Ася схватила кураж и пошла по темному длинному коридору как по подиуму. Наверное, со стороны это кривляние смотрелось глупо, но Ася от души чудачила и была уверена, что директриса поймет все правильно.
Так как народу собралось много, КВН перенесли в спорт зал. Две команды пацанов выстроились друг против друга. Наши «Петушки» — волосы начесаны хохолками. У некоторых непослушно топорщились в разные стороны. Пять баллов за ржаку. Ашники назвались «Динамо», в спортивных куртках, брюках. Ноль баллов за костюм, все-таки это не спортивное соревнование.

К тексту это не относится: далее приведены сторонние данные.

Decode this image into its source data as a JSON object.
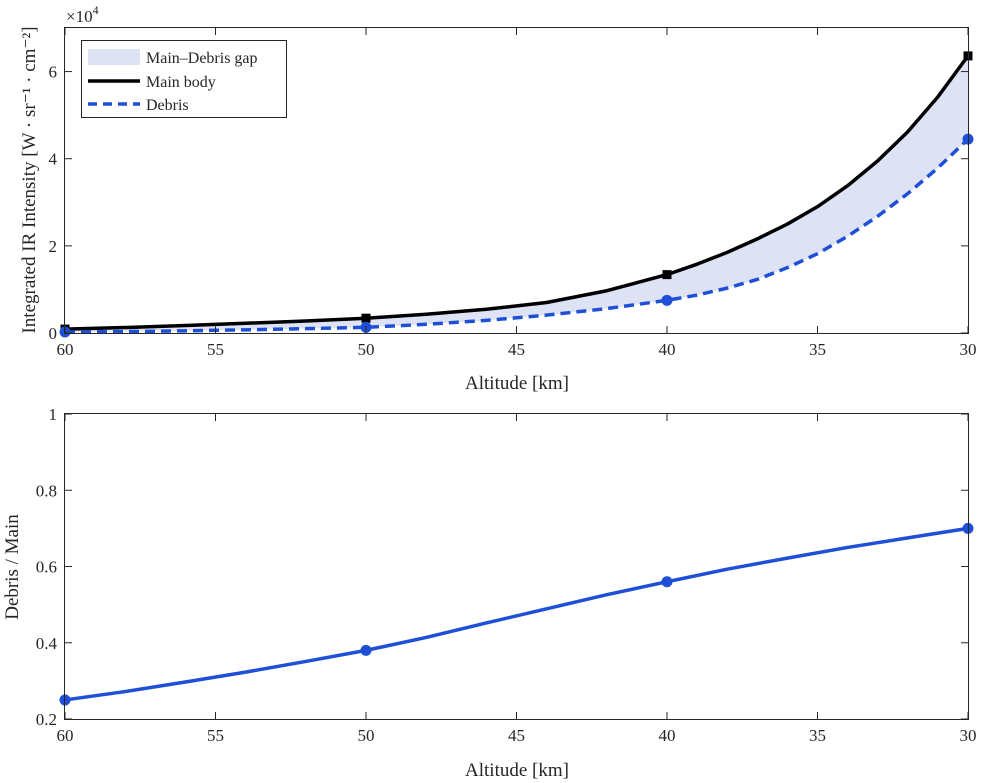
{
  "chart_data": [
    {
      "type": "line",
      "xlabel": "Altitude [km]",
      "ylabel": "Integrated IR Intensity [W · sr⁻¹ · cm⁻²]",
      "exponent_label": "×10",
      "exponent_power": "4",
      "xlim": [
        60,
        30
      ],
      "ylim": [
        0,
        70000
      ],
      "xticks": [
        60,
        55,
        50,
        45,
        40,
        35,
        30
      ],
      "ytick_values": [
        0,
        20000,
        40000,
        60000
      ],
      "ytick_labels": [
        "0",
        "2",
        "4",
        "6"
      ],
      "legend_position": "top-left",
      "series": [
        {
          "name": "Main–Debris gap",
          "kind": "fill",
          "color": "#dde3f5"
        },
        {
          "name": "Main body",
          "kind": "line",
          "style": "solid",
          "color": "#000000",
          "marker": "square",
          "marker_x": [
            60,
            50,
            40,
            30
          ],
          "marker_y": [
            900,
            3400,
            13400,
            63600
          ],
          "x": [
            60,
            58,
            56,
            54,
            52,
            50,
            48,
            46,
            44,
            42,
            40,
            39,
            38,
            37,
            36,
            35,
            34,
            33,
            32,
            31,
            30
          ],
          "y": [
            900,
            1250,
            1730,
            2230,
            2760,
            3400,
            4300,
            5450,
            7000,
            9700,
            13400,
            15800,
            18500,
            21600,
            25000,
            29000,
            33800,
            39500,
            46200,
            54200,
            63600
          ]
        },
        {
          "name": "Debris",
          "kind": "line",
          "style": "dashed",
          "color": "#1f4fd6",
          "marker": "circle",
          "marker_x": [
            60,
            50,
            40,
            30
          ],
          "marker_y": [
            220,
            1300,
            7500,
            44500
          ],
          "x": [
            60,
            58,
            56,
            54,
            52,
            50,
            48,
            46,
            44,
            42,
            40,
            39,
            38,
            37,
            36,
            35,
            34,
            33,
            32,
            31,
            30
          ],
          "y": [
            220,
            330,
            500,
            730,
            1000,
            1300,
            2000,
            2900,
            4100,
            5600,
            7500,
            8700,
            10300,
            12300,
            15000,
            18200,
            22200,
            26800,
            32000,
            37900,
            44500
          ]
        }
      ]
    },
    {
      "type": "line",
      "xlabel": "Altitude [km]",
      "ylabel": "Debris / Main",
      "xlim": [
        60,
        30
      ],
      "ylim": [
        0.2,
        1
      ],
      "xticks": [
        60,
        55,
        50,
        45,
        40,
        35,
        30
      ],
      "ytick_values": [
        0.2,
        0.4,
        0.6,
        0.8,
        1
      ],
      "ytick_labels": [
        "0.2",
        "0.4",
        "0.6",
        "0.8",
        "1"
      ],
      "series": [
        {
          "name": "Debris / Main",
          "kind": "line",
          "style": "solid",
          "color": "#1f4fd6",
          "marker": "circle",
          "marker_x": [
            60,
            50,
            40,
            30
          ],
          "marker_y": [
            0.25,
            0.38,
            0.56,
            0.7
          ],
          "x": [
            60,
            58,
            56,
            54,
            52,
            50,
            48,
            46,
            44,
            42,
            40,
            38,
            36,
            34,
            32,
            30
          ],
          "y": [
            0.25,
            0.272,
            0.297,
            0.323,
            0.351,
            0.38,
            0.414,
            0.452,
            0.489,
            0.526,
            0.56,
            0.593,
            0.622,
            0.65,
            0.675,
            0.7
          ]
        }
      ]
    }
  ]
}
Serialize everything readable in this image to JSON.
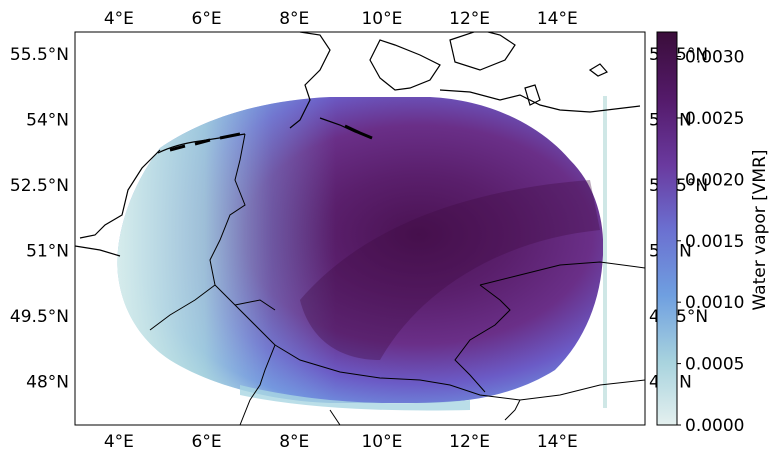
{
  "map": {
    "lon_ticks": [
      {
        "value": 4,
        "label": "4°E"
      },
      {
        "value": 6,
        "label": "6°E"
      },
      {
        "value": 8,
        "label": "8°E"
      },
      {
        "value": 10,
        "label": "10°E"
      },
      {
        "value": 12,
        "label": "12°E"
      },
      {
        "value": 14,
        "label": "14°E"
      }
    ],
    "lat_ticks": [
      {
        "value": 55.5,
        "label": "55.5°N"
      },
      {
        "value": 54,
        "label": "54°N"
      },
      {
        "value": 52.5,
        "label": "52.5°N"
      },
      {
        "value": 51,
        "label": "51°N"
      },
      {
        "value": 49.5,
        "label": "49.5°N"
      },
      {
        "value": 48,
        "label": "48°N"
      }
    ],
    "lon_range": [
      3,
      16
    ],
    "lat_range": [
      47,
      56
    ]
  },
  "colorbar": {
    "label": "Water vapor [VMR]",
    "min": 0.0,
    "max": 0.0032,
    "ticks": [
      {
        "value": 0.0,
        "label": "0.0000"
      },
      {
        "value": 0.0005,
        "label": "0.0005"
      },
      {
        "value": 0.001,
        "label": "0.0010"
      },
      {
        "value": 0.0015,
        "label": "0.0015"
      },
      {
        "value": 0.002,
        "label": "0.0020"
      },
      {
        "value": 0.0025,
        "label": "0.0025"
      },
      {
        "value": 0.003,
        "label": "0.0030"
      }
    ],
    "colormap": [
      "#e4f0ef",
      "#a8d3de",
      "#6f9fe0",
      "#6b6fd0",
      "#6a3a9f",
      "#541a6a",
      "#3a0d3a"
    ]
  }
}
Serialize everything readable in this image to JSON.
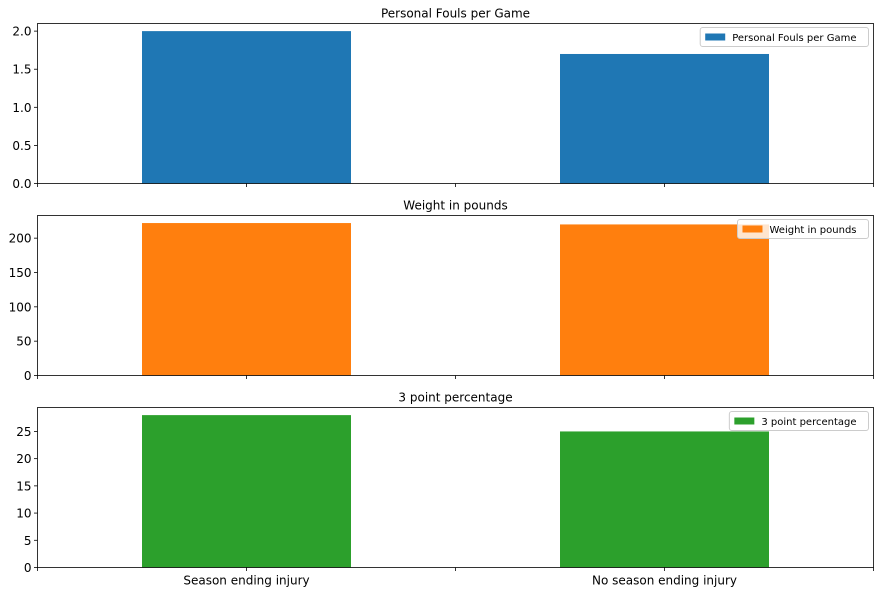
{
  "chart_data": [
    {
      "type": "bar",
      "title": "Personal Fouls per Game",
      "categories": [
        "Season ending injury",
        "No season ending injury"
      ],
      "series": [
        {
          "name": "Personal Fouls per Game",
          "values": [
            2.0,
            1.7
          ],
          "color": "#1f77b4"
        }
      ],
      "ylim": [
        0,
        2.1
      ],
      "yticks": [
        "0.0",
        "0.5",
        "1.0",
        "1.5",
        "2.0"
      ],
      "ytick_values": [
        0,
        0.5,
        1.0,
        1.5,
        2.0
      ],
      "legend": "top-right",
      "grid": false
    },
    {
      "type": "bar",
      "title": "Weight in pounds",
      "categories": [
        "Season ending injury",
        "No season ending injury"
      ],
      "series": [
        {
          "name": "Weight in pounds",
          "values": [
            222,
            220
          ],
          "color": "#ff7f0e"
        }
      ],
      "ylim": [
        0,
        233
      ],
      "yticks": [
        "0",
        "50",
        "100",
        "150",
        "200"
      ],
      "ytick_values": [
        0,
        50,
        100,
        150,
        200
      ],
      "legend": "top-right",
      "grid": false
    },
    {
      "type": "bar",
      "title": "3 point percentage",
      "categories": [
        "Season ending injury",
        "No season ending injury"
      ],
      "series": [
        {
          "name": "3 point percentage",
          "values": [
            28,
            25
          ],
          "color": "#2ca02c"
        }
      ],
      "ylim": [
        0,
        29.4
      ],
      "yticks": [
        "0",
        "5",
        "10",
        "15",
        "20",
        "25"
      ],
      "ytick_values": [
        0,
        5,
        10,
        15,
        20,
        25
      ],
      "legend": "top-right",
      "grid": false
    }
  ]
}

Приветствия, речевки, представление жюри. Ася чуть сознание не потеряла, когда Риата Георгевна одним из членов жюри объявила Свету Светличную. У Аси аж дыхание перехватило — никак не могла вдохнуть-выдохнуть, только сурово глянула на Шилкова. Тот тоже стоял бледный, сгорбленный, словно его пнули в живот, и он не мог разогнуться.
Светличная выползла из-за стола жюри, брякнула пару слов, отступила на шаг и натолкнулась на десятиклассника Гришковца, надежду школы, медалиста, победителя олимпиад и бла-бла-бла. Наверное, он уже слетал в космос, но Ася прослушала. Директриса, устав перечислять его регалии и достоинства, дала Гришковцу слово. Он громко объявил условия конкурса. Все примитивно и банально: быстрее бегайте, выше прыгайте, громче пойте.

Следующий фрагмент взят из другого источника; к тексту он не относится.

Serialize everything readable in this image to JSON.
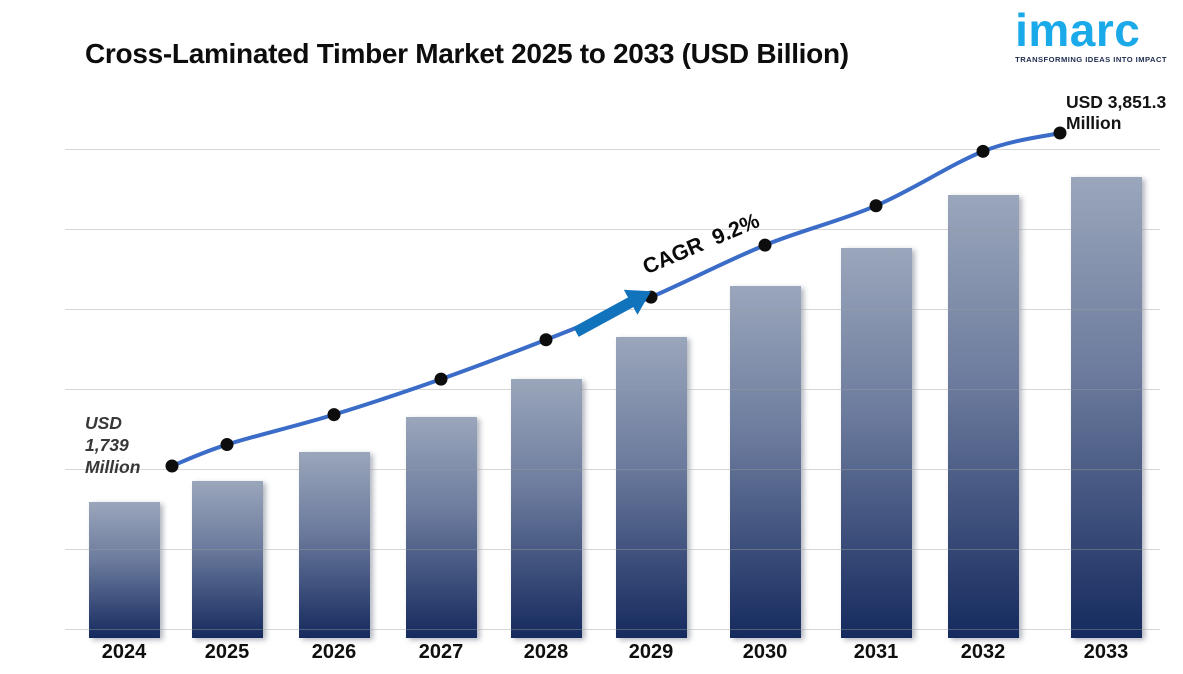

Первое состязание — по перетягиванию каната — «бешники» уступили «ашникам». Ну и понеслось, после третьего номера разрыв увеличился на четыре очка, — наши проигрывали. Четвертый конкурс — стихи, заявлен Шилков. У них — Грачев. Читали одинаково, смущались, запинались. В общем, никакого очевидного перевеса. Поднялись таблички: Шилков — четыре, четыре, четыре…три! Светличная гадина! Показали результаты ашников — четыре, четыре, четыре…пять! Зал взорвался овациями. И вновь Светличная, сука.